5 To 7 is the prime time for romance, says this love story fit for primetime
The two hours spanning 5 to 7 p.m. have great meaning for the French. In Agnès Varda’s 1962 film Cléo From 5 To 7, the protagonist spends them anxiously waiting to hear whether or not she has cancer. Varda chose that particular time, however, for a reason: She meant to subvert a longtime Gallic notion that those are the carefree hours one spends with one’s lover, between getting off work and having to be home for dinner. Just such a cinq à sept affair, transplanted to the streets of New York, provides the basis of 5 To 7, an unabashedly sincere romance that could have been made back in the days when that expression was still current. (A Time magazine article in 1966 noted that “love in the afternoon” had supplanted it; the erotic hours had become 2 to 4 p.m. Maybe the pendulum has swung back, though.)
At first, struggling young writer Brian Bloom (Anton Yelchin) assumes that Arielle (Bérénice Marlohe), the French woman he awkwardly picked up while both were smoking outdoors, is unmarried, since she doesn’t wear a wedding ring. But after several platonic dates, she casually reveals that she has a husband, Valery (Lambert Wilson), who works as a diplomat, and two small children. Her relationship with Valery is an open one, however, and she’s perfectly free to take lovers, provided that she meet them only between 5 and 7 p.m.—no exceptions. Indeed, Valery has a lover of his own: a young woman named Jane (Olivia Thirlby), who, conveniently for Brian, happens to work in publishing. But Brian is more smitten with Arielle than he is professionally ambitious, and eventually he chafes at being forced into such a tiny window of her life. Arielle, too, confesses that she’s fallen in love with Brian, though that doesn’t necessarily mean that she’s prepared to walk away from her family in order to be with him.

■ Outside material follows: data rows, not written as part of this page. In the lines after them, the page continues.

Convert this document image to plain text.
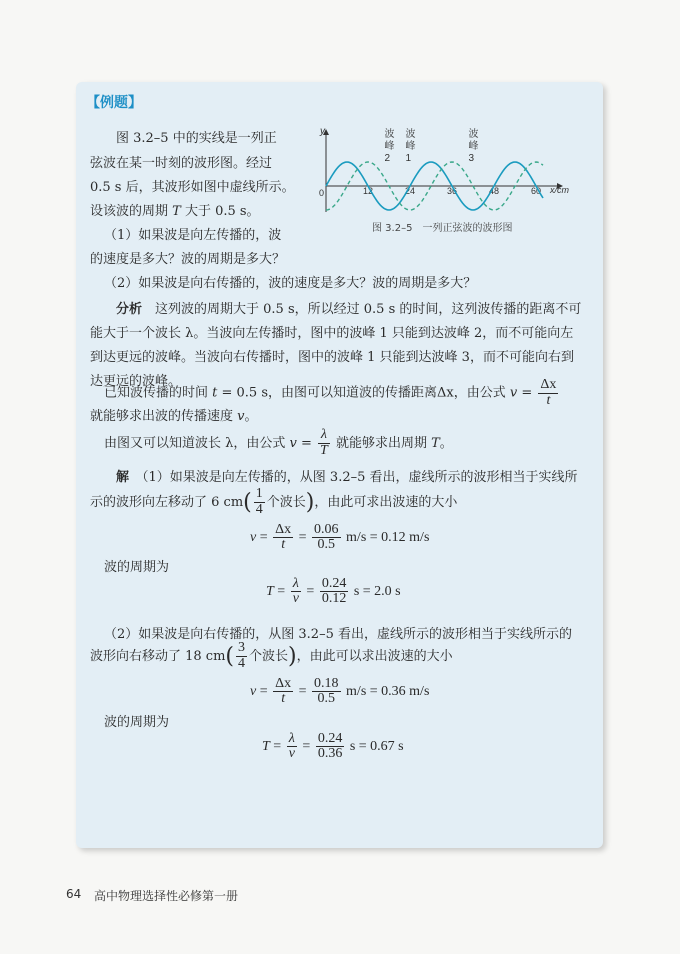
【例题】
图 3.2–5 中的实线是一列正
弦波在某一时刻的波形图。经过
0.5 s 后，其波形如图中虚线所示。
设该波的周期 T 大于 0.5 s。
（1）如果波是向左传播的，波
的速度是多大？波的周期是多大？
（2）如果波是向右传播的，波的速度是多大？波的周期是多大？
y
x/cm
0	12	24	36	48	60
波
峰
2
波
峰
1
波
峰
3
图 3.2–5　一列正弦波的波形图
分析　这列波的周期大于 0.5 s，所以经过 0.5 s 的时间，这列波传播的距离不可
能大于一个波长 λ。当波向左传播时，图中的波峰 1 只能到达波峰 2，而不可能向左
到达更远的波峰。当波向右传播时，图中的波峰 1 只能到达波峰 3，而不可能向右到
达更远的波峰。
已知波传播的时间 t = 0.5 s，由图可以知道波的传播距离Δx，由公式 $v = \frac{\Delta x}{t}$
就能够求出波的传播速度 v。
由图又可以知道波长 λ，由公式 $v = \frac{\lambda}{T}$ 就能够求出周期 T。
解　 （1）如果波是向左传播的，从图 3.2–5 看出，虚线所示的波形相当于实线所
示的波形向左移动了 6 $cm( \frac{1}{4}$ 个波长)，由此可求出波速的大小
$v = \frac{\Delta x}{t} = \frac{0.06}{0.5} m/s = 0.12$ m/s
波的周期为
$T = \frac{\lambda}{v} = \frac{0.24}{0.12}$ s = 2.0 s
（2）如果波是向右传播的，从图 3.2–5 看出，虚线所示的波形相当于实线所示的
波形向右移动了 18 $cm( \frac{3}{4}$ 个波长)，由此可以求出波速的大小
$v = \frac{\Delta x}{t} = \frac{0.18}{0.5} m/s = 0.36$ m/s
波的周期为
$T = \frac{\lambda}{v} = \frac{0.24}{0.36}$ s = 0.67 s
64 高中物理选择性必修第一册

5 To 7 was written and directed by Victor Levin, who was a regular writer for Mad About You back in the ’90s, and its central relationship has a sitcom-ish superficiality, heavy on light banter and lacking in any real passion. Consequently, efforts to create suspense about whether Arielle might leave her husband fall completely flat. The film is also guilty of badly overhyping Brian, who’s repeatedly assured that he’s an amazing writer and a spectacular lay—qualities that Yelchin’s earnest performance fail to suggest. However, Levin (whose only previous notable screenplay credit is the forgotten Kate Bosworth/Topher Grace comedy Win A Date With Tad Hamilton!) went on to write for Mad Men, and he’s absorbed some solid ideas from prestige drama to go with his glib sitcom instincts. The expected development in which Brian and Jane fall for each other never happens, and 5 To 7’s denouement is surprisingly poignant, acknowledging the way that certain key relationships can haunt us long after we’ve moved on with our lives. It’s a movie to be mildly enjoyed and then left behind—apropos, given the subject matter.